Roeder acknowledged that partly due to to past generations, Delt “hasn’t established a solid tradition on campus.” He sees that as an opportunity for the new group of brothers to work from a clean slate.

“They’re basically going to be able to make it what they want,” Roeder said. “It’s like starting a new colony, and that was sort of our sales pitch.”

The Penn Delt alumni believe that the Omega chapter’s revitalization template — which Hetrick said “has never been tried before because the charter hasn’t been pulled off the wall” — can serve as a less costly future model for rebuilding other struggling chapters.
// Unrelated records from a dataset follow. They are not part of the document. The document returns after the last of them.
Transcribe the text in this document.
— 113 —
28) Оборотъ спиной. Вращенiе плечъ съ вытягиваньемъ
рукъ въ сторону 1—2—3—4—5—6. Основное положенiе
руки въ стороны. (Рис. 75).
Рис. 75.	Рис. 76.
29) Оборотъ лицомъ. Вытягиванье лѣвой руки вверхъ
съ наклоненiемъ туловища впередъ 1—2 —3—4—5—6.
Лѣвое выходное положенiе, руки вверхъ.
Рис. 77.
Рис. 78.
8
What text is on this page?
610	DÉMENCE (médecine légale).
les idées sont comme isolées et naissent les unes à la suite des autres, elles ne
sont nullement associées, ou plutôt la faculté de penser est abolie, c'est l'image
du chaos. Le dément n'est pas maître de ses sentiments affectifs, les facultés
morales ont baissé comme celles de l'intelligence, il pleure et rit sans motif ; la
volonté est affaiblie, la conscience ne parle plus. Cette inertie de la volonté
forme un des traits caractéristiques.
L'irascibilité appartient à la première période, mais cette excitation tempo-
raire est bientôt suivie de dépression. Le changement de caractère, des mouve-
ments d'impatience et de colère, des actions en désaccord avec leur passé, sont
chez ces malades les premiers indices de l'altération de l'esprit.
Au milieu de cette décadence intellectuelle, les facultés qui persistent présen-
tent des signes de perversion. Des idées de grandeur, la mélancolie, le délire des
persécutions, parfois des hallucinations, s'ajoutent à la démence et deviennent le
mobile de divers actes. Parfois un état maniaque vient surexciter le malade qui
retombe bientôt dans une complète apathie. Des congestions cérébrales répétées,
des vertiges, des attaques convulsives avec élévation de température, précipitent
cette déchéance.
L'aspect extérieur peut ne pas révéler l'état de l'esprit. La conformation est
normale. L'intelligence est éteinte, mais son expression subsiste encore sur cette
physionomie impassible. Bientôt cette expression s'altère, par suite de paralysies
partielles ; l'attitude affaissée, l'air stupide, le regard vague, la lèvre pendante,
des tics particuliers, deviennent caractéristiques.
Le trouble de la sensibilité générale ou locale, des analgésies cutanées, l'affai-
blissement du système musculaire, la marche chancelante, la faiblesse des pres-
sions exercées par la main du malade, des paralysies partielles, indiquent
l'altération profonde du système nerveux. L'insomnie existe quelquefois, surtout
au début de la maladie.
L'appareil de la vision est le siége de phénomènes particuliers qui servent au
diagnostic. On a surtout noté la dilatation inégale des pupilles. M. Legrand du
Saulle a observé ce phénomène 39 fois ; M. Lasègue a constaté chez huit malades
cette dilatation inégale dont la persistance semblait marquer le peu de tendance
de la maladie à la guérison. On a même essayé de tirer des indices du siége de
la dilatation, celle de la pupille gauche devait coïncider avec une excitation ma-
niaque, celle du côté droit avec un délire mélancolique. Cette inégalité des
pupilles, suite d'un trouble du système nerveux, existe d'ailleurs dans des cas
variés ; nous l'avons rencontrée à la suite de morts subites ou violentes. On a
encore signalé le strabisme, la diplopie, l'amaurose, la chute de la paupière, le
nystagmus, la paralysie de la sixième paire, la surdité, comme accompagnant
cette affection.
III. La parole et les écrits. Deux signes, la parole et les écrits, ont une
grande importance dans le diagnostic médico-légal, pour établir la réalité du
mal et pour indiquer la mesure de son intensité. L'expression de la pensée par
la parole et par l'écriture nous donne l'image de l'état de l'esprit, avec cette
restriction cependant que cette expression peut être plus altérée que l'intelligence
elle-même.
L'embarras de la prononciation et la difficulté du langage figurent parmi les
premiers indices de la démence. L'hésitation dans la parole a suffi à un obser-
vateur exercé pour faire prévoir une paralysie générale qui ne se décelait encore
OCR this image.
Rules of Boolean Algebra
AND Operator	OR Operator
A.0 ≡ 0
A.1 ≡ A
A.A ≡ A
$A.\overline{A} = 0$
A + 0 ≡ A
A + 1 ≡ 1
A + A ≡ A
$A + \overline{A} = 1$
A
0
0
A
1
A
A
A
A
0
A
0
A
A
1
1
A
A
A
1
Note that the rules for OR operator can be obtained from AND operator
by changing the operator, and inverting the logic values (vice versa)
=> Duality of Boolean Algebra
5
Since Delt’s infrastructure at Penn never completely dissolved, the new pledges will be able to start forging their own path immediately.

Altenburg said that as of Feb. 17, Penn’s chapter is no longer in debt, so the new pledges will have the financial freedom to set their own course.

“This kind of posed an opportunity for us to be able to do our own project, leave our own legacy, on our own terms,” Jones said.

The new pledges are still learning the ropes and cautioned that it will take some time to rebuild the chapter from the bottom up. Jones said Delt doesn’t expect to have an official on-campus house next year, and Zebrack added that it was unrealistic to expect the frat to “explode right away.”

“The guys who are graduating are excited that we’re going to have something to come back to in a couple years,” Roeder said. “And the guys who are here that aren’t graduating are thrilled because they’re going to be able to get the fraternity experience.”